The Edinburgh-based bank says other issues including a Yes vote for Scottish independence, increasing provisions to cover litigation claims and the ability to sell off subsidiaries could also cause future problems.
In a registration document prepared for and filed with the new Financial Conduct Authority (FCA), the 81% state-owned lender said a failure to attract or retain senior management in the light of "heightened regulatory oversight of banks and heightened scrutiny of and restrictions placed upon, management and employee compensation arrangements" would affect its ability to implement plans for future success.
RBS has come under fire for awarding what some consumer groups feel is too generous bonuses to staff while the bank is making crippling losses, the latest being a £8.2bn loss in 2013. Chief executive Ross McEwan confirmed recently the bank was paying out bonuses of £576m in order to "keep people engaged".
The bank said the failure to attract or retain a sufficient number of appropriately skilled personnel "could place the group at a significant competitive disadvantage and prevent the group from successfully implementing its [business] strategy, which could have a material adverse effect on the group's financial condition and results of operations".
The group's changing strategy, particularly with respect to its markets business and recently announced disposition of RBS Citizens, has led to an exodus of staff.
The lack of continuity of senior management and the loss of key personnel within the group could have an adverse impact on the implementation of the group's strategic objectives and regulatory commitments, it also warned.
RBS had previously highlighted the "political risks" posed by Scottish independence to its business, saying it would be likely to have a significant impact on the group's credit ratings.
But it has now gone further in describing the risk factors it faces which affect future prospects in its registration document for the FCA.
RBS said a Yes vote in the September referendum was "likely to significantly impact on the fiscal, monetary, legal and regulatory landscape to which the group is subject".

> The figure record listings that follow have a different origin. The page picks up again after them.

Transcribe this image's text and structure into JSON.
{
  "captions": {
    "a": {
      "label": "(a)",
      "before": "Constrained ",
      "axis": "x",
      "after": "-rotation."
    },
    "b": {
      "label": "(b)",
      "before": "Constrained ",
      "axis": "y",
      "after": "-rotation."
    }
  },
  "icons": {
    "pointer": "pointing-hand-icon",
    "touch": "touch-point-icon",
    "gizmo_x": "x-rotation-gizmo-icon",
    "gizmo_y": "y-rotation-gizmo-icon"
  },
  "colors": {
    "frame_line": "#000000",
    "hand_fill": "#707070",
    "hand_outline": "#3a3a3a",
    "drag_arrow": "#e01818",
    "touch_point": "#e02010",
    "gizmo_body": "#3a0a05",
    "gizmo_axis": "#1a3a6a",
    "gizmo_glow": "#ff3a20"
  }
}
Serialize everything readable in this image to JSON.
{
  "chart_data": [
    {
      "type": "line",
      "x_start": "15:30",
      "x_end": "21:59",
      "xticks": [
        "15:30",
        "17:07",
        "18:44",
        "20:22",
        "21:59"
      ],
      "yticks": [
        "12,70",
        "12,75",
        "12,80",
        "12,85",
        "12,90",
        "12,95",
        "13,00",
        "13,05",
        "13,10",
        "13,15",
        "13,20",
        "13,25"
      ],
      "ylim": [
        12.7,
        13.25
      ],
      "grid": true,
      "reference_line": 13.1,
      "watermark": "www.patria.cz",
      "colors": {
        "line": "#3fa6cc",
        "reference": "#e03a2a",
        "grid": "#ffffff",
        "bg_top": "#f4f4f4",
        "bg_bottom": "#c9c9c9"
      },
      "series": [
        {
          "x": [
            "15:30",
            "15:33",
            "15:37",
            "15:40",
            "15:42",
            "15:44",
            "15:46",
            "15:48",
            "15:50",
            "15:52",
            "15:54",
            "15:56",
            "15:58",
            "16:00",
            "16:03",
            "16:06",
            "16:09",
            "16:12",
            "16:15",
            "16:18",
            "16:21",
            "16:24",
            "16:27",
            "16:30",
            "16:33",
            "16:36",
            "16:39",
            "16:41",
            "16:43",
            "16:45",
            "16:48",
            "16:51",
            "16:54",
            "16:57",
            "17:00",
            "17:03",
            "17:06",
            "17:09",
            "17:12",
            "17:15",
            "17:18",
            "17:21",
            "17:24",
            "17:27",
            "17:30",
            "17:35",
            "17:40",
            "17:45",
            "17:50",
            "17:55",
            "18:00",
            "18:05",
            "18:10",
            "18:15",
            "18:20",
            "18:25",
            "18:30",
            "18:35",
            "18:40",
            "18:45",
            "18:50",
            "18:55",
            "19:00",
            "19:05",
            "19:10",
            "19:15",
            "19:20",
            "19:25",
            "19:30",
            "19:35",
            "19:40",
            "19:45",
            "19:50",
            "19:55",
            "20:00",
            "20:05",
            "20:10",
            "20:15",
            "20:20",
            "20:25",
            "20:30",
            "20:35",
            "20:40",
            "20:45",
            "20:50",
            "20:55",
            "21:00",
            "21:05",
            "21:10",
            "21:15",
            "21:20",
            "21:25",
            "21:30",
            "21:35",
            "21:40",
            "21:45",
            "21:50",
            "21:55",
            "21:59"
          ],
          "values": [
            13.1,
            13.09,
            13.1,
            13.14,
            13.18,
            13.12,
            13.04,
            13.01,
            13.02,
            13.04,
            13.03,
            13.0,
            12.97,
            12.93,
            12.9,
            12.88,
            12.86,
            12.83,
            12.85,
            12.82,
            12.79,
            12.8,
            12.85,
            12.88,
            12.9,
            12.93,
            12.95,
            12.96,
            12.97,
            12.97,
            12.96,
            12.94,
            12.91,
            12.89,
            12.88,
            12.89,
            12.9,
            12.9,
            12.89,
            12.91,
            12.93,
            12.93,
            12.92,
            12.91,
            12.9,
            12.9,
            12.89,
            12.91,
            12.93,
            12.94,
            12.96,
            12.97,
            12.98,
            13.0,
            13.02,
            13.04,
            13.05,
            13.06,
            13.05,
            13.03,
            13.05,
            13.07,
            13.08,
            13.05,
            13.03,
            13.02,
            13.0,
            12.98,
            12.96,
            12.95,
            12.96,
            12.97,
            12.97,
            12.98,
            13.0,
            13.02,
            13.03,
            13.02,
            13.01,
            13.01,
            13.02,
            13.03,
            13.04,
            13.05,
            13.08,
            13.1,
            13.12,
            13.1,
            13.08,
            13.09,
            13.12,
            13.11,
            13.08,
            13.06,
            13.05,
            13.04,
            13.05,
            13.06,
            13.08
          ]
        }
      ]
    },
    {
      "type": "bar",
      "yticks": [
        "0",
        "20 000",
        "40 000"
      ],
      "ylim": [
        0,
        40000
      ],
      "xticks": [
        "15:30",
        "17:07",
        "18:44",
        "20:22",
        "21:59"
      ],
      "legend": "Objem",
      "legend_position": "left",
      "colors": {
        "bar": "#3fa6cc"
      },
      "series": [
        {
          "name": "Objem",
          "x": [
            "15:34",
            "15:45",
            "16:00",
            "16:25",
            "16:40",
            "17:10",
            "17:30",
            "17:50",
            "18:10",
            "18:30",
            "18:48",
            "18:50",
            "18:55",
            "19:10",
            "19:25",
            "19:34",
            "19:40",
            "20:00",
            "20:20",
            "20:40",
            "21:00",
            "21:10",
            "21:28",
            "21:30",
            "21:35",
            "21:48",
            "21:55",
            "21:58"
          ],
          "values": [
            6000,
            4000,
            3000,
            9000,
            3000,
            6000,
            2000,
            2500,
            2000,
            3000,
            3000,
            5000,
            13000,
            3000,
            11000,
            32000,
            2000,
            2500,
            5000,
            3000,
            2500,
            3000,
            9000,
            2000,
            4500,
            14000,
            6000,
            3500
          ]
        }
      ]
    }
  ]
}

It added: "Were Scotland to become independent, it may also affect Scotland's status in the EU. The occurrence of any of the impacts … could significantly impact the group's costs and would have a material adverse effect on the group's business, financial condition, results of operations and prospects."

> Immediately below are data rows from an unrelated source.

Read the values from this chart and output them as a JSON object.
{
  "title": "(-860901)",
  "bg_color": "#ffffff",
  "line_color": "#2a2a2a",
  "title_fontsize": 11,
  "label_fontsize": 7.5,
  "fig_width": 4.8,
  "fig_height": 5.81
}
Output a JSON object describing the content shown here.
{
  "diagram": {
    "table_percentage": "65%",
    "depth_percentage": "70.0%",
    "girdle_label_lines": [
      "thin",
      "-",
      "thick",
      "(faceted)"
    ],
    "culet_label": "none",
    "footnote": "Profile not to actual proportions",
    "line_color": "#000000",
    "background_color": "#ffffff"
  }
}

The annual loss for 2013 was £3bn more than the previous year and the biggest since the £24.3bn deficit in 2008 - a record for a UK company - which led to a record-breaking £45bn Government bail-out to avoid its collapse at the height of the global financial crisis.

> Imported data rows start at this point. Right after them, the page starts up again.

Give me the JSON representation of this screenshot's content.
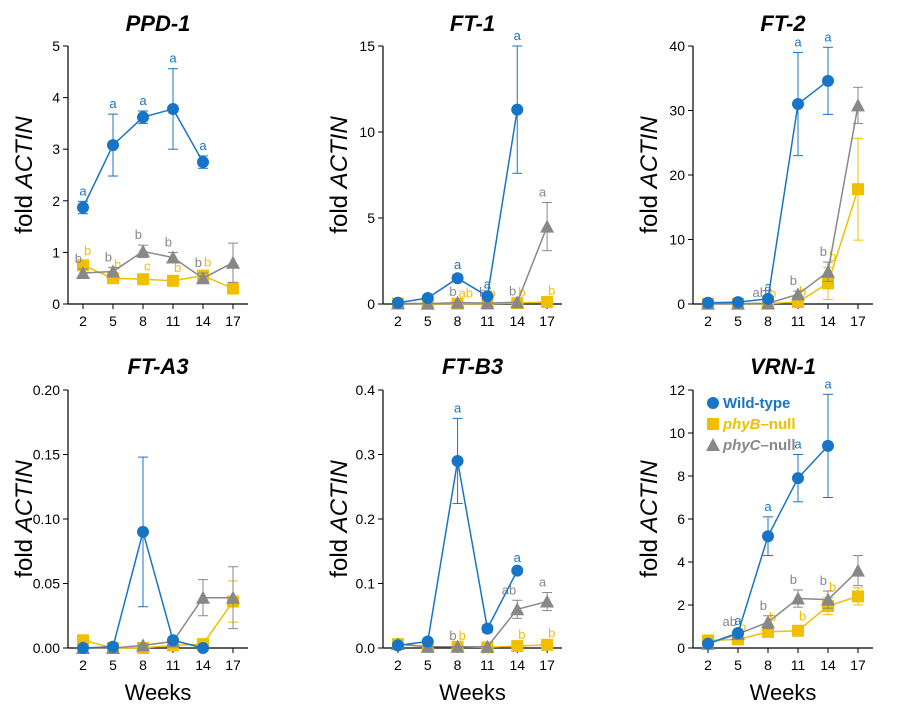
{
  "colors": {
    "wild": "#1874c6",
    "phyB": "#f0c000",
    "phyC": "#888888"
  },
  "legend": [
    {
      "key": "wild",
      "label": "Wild-type",
      "prefix": "",
      "suffix": ""
    },
    {
      "key": "phyB",
      "label": "",
      "prefix": "phyB",
      "suffix": "–null"
    },
    {
      "key": "phyC",
      "label": "",
      "prefix": "phyC",
      "suffix": "–null"
    }
  ],
  "chart_data": [
    {
      "type": "line",
      "title": "PPD-1",
      "xlabel": "",
      "ylabel_prefix": "fold ",
      "ylabel_gene": "ACTIN",
      "x": [
        2,
        5,
        8,
        11,
        14,
        17
      ],
      "ylim": [
        0,
        5
      ],
      "yticks": [
        "0",
        "1",
        "2",
        "3",
        "4",
        "5"
      ],
      "ytick_values": [
        0,
        1,
        2,
        3,
        4,
        5
      ],
      "series": [
        {
          "key": "wild",
          "x": [
            2,
            5,
            8,
            11,
            14
          ],
          "values": [
            1.87,
            3.08,
            3.62,
            3.78,
            2.75
          ],
          "err": [
            0.12,
            0.6,
            0.12,
            0.78,
            0.12
          ],
          "letters": [
            "a",
            "a",
            "a",
            "a",
            "a"
          ]
        },
        {
          "key": "phyB",
          "x": [
            2,
            5,
            8,
            11,
            14,
            17
          ],
          "values": [
            0.75,
            0.5,
            0.48,
            0.45,
            0.55,
            0.3
          ],
          "err": [
            0.08,
            0.06,
            0.05,
            0.05,
            0.06,
            0.04
          ],
          "letters": [
            "b",
            "b",
            "c",
            "b",
            "b",
            ""
          ]
        },
        {
          "key": "phyC",
          "x": [
            2,
            5,
            8,
            11,
            14,
            17
          ],
          "values": [
            0.6,
            0.63,
            1.02,
            0.9,
            0.5,
            0.8
          ],
          "err": [
            0.08,
            0.08,
            0.12,
            0.1,
            0.1,
            0.38
          ],
          "letters": [
            "b",
            "b",
            "b",
            "b",
            "b",
            ""
          ]
        }
      ]
    },
    {
      "type": "line",
      "title": "FT-1",
      "xlabel": "",
      "ylabel_prefix": "fold ",
      "ylabel_gene": "ACTIN",
      "x": [
        2,
        5,
        8,
        11,
        14,
        17
      ],
      "ylim": [
        0,
        15
      ],
      "yticks": [
        "0",
        "5",
        "10",
        "15"
      ],
      "ytick_values": [
        0,
        5,
        10,
        15
      ],
      "series": [
        {
          "key": "wild",
          "x": [
            2,
            5,
            8,
            11,
            14
          ],
          "values": [
            0.07,
            0.35,
            1.5,
            0.45,
            11.3
          ],
          "err": [
            0.05,
            0.05,
            0.2,
            0.1,
            3.7
          ],
          "letters": [
            "",
            "",
            "a",
            "a",
            "a"
          ]
        },
        {
          "key": "phyB",
          "x": [
            2,
            5,
            8,
            11,
            14,
            17
          ],
          "values": [
            0.03,
            0.02,
            0.02,
            0.02,
            0.05,
            0.12
          ],
          "err": [
            0.02,
            0.02,
            0.02,
            0.02,
            0.03,
            0.05
          ],
          "letters": [
            "",
            "",
            "ab",
            "b",
            "b",
            "b"
          ]
        },
        {
          "key": "phyC",
          "x": [
            2,
            5,
            8,
            11,
            14,
            17
          ],
          "values": [
            0.03,
            0.02,
            0.08,
            0.05,
            0.1,
            4.5
          ],
          "err": [
            0.02,
            0.02,
            0.05,
            0.05,
            0.05,
            1.4
          ],
          "letters": [
            "",
            "",
            "b",
            "b",
            "b",
            "a"
          ]
        }
      ]
    },
    {
      "type": "line",
      "title": "FT-2",
      "xlabel": "",
      "ylabel_prefix": "fold ",
      "ylabel_gene": "ACTIN",
      "x": [
        2,
        5,
        8,
        11,
        14,
        17
      ],
      "ylim": [
        0,
        40
      ],
      "yticks": [
        "0",
        "10",
        "20",
        "30",
        "40"
      ],
      "ytick_values": [
        0,
        10,
        20,
        30,
        40
      ],
      "series": [
        {
          "key": "wild",
          "x": [
            2,
            5,
            8,
            11,
            14
          ],
          "values": [
            0.2,
            0.3,
            0.8,
            31,
            34.6
          ],
          "err": [
            0.1,
            0.1,
            0.3,
            8,
            5.2
          ],
          "letters": [
            "",
            "",
            "a",
            "a",
            "a"
          ]
        },
        {
          "key": "phyB",
          "x": [
            2,
            5,
            8,
            11,
            14,
            17
          ],
          "values": [
            0.05,
            0.05,
            0.05,
            0.3,
            3.2,
            17.8
          ],
          "err": [
            0.05,
            0.05,
            0.05,
            0.1,
            2.5,
            7.9
          ],
          "letters": [
            "",
            "",
            "b",
            "b",
            "b",
            ""
          ]
        },
        {
          "key": "phyC",
          "x": [
            2,
            5,
            8,
            11,
            14,
            17
          ],
          "values": [
            0.05,
            0.05,
            0.1,
            1.5,
            5,
            30.8
          ],
          "err": [
            0.05,
            0.05,
            0.05,
            0.5,
            1.5,
            2.8
          ],
          "letters": [
            "",
            "",
            "ab",
            "b",
            "b",
            ""
          ]
        }
      ]
    },
    {
      "type": "line",
      "title": "FT-A3",
      "xlabel": "Weeks",
      "ylabel_prefix": "fold ",
      "ylabel_gene": "ACTIN",
      "x": [
        2,
        5,
        8,
        11,
        14,
        17
      ],
      "ylim": [
        0,
        0.2
      ],
      "yticks": [
        "0.00",
        "0.05",
        "0.10",
        "0.15",
        "0.20"
      ],
      "ytick_values": [
        0,
        0.05,
        0.1,
        0.15,
        0.2
      ],
      "series": [
        {
          "key": "wild",
          "x": [
            2,
            5,
            8,
            11,
            14
          ],
          "values": [
            0.0,
            0.001,
            0.09,
            0.006,
            0.0
          ],
          "err": [
            0.001,
            0.001,
            0.058,
            0.002,
            0.001
          ],
          "letters": [
            "",
            "",
            "",
            "",
            ""
          ]
        },
        {
          "key": "phyB",
          "x": [
            2,
            5,
            8,
            11,
            14,
            17
          ],
          "values": [
            0.006,
            0.0,
            0.0,
            0.002,
            0.003,
            0.036
          ],
          "err": [
            0.002,
            0.001,
            0.001,
            0.001,
            0.002,
            0.016
          ],
          "letters": [
            "",
            "",
            "",
            "",
            "",
            ""
          ]
        },
        {
          "key": "phyC",
          "x": [
            2,
            5,
            8,
            11,
            14,
            17
          ],
          "values": [
            0.0,
            0.0,
            0.002,
            0.005,
            0.039,
            0.039
          ],
          "err": [
            0.001,
            0.001,
            0.001,
            0.002,
            0.014,
            0.024
          ],
          "letters": [
            "",
            "",
            "",
            "",
            "",
            ""
          ]
        }
      ]
    },
    {
      "type": "line",
      "title": "FT-B3",
      "xlabel": "Weeks",
      "ylabel_prefix": "fold ",
      "ylabel_gene": "ACTIN",
      "x": [
        2,
        5,
        8,
        11,
        14,
        17
      ],
      "ylim": [
        0,
        0.4
      ],
      "yticks": [
        "0.0",
        "0.1",
        "0.2",
        "0.3",
        "0.4"
      ],
      "ytick_values": [
        0,
        0.1,
        0.2,
        0.3,
        0.4
      ],
      "series": [
        {
          "key": "wild",
          "x": [
            2,
            5,
            8,
            11,
            14
          ],
          "values": [
            0.004,
            0.01,
            0.29,
            0.03,
            0.12
          ],
          "err": [
            0.002,
            0.003,
            0.066,
            0.006,
            0.004
          ],
          "letters": [
            "",
            "",
            "a",
            "",
            "a"
          ]
        },
        {
          "key": "phyB",
          "x": [
            2,
            5,
            8,
            11,
            14,
            17
          ],
          "values": [
            0.006,
            0.002,
            0.002,
            0.001,
            0.003,
            0.005
          ],
          "err": [
            0.002,
            0.001,
            0.001,
            0.001,
            0.002,
            0.002
          ],
          "letters": [
            "",
            "",
            "b",
            "",
            "b",
            "b"
          ]
        },
        {
          "key": "phyC",
          "x": [
            2,
            5,
            8,
            11,
            14,
            17
          ],
          "values": [
            0.006,
            0.002,
            0.002,
            0.002,
            0.06,
            0.072
          ],
          "err": [
            0.002,
            0.001,
            0.001,
            0.001,
            0.014,
            0.014
          ],
          "letters": [
            "",
            "",
            "b",
            "",
            "ab",
            "a"
          ]
        }
      ]
    },
    {
      "type": "line",
      "title": "VRN-1",
      "xlabel": "Weeks",
      "ylabel_prefix": "fold ",
      "ylabel_gene": "ACTIN",
      "x": [
        2,
        5,
        8,
        11,
        14,
        17
      ],
      "ylim": [
        0,
        12
      ],
      "yticks": [
        "0",
        "2",
        "4",
        "6",
        "8",
        "10",
        "12"
      ],
      "ytick_values": [
        0,
        2,
        4,
        6,
        8,
        10,
        12
      ],
      "legend_position": "top-left",
      "series": [
        {
          "key": "wild",
          "x": [
            2,
            5,
            8,
            11,
            14
          ],
          "values": [
            0.2,
            0.7,
            5.2,
            7.9,
            9.4
          ],
          "err": [
            0.05,
            0.1,
            0.9,
            1.1,
            2.4
          ],
          "letters": [
            "",
            "a",
            "a",
            "a",
            "a"
          ]
        },
        {
          "key": "phyB",
          "x": [
            2,
            5,
            8,
            11,
            14,
            17
          ],
          "values": [
            0.35,
            0.4,
            0.75,
            0.8,
            1.95,
            2.4
          ],
          "err": [
            0.1,
            0.1,
            0.2,
            0.2,
            0.4,
            0.4
          ],
          "letters": [
            "",
            "b",
            "b",
            "b",
            "b",
            ""
          ]
        },
        {
          "key": "phyC",
          "x": [
            2,
            5,
            8,
            11,
            14,
            17
          ],
          "values": [
            0.2,
            0.65,
            1.2,
            2.3,
            2.25,
            3.6
          ],
          "err": [
            0.05,
            0.1,
            0.3,
            0.4,
            0.4,
            0.7
          ],
          "letters": [
            "",
            "ab",
            "b",
            "b",
            "b",
            ""
          ]
        }
      ]
    }
  ]
}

The bank further warned it may be required to increase provisions in relation to ongoing legal proceedings, investigations and governmental and regulatory matters.
In January the bank said it had to set aside more than £3bn in additional funds to cover litigation and customer compensation claims. In an unscheduled statement the bank said it would take the series of provisions on top of a £4bn to £4.5bn loss from the creation of its new "bad bank".
"Significant increases in provisions may harm the group's reputation and may have an adverse effect on the group's financial condition and results of operations," it said. "Past or current failure to comply with any one or more of these laws or regulations could have a significant adverse effect on the group's reputation, financial condition and results of operations."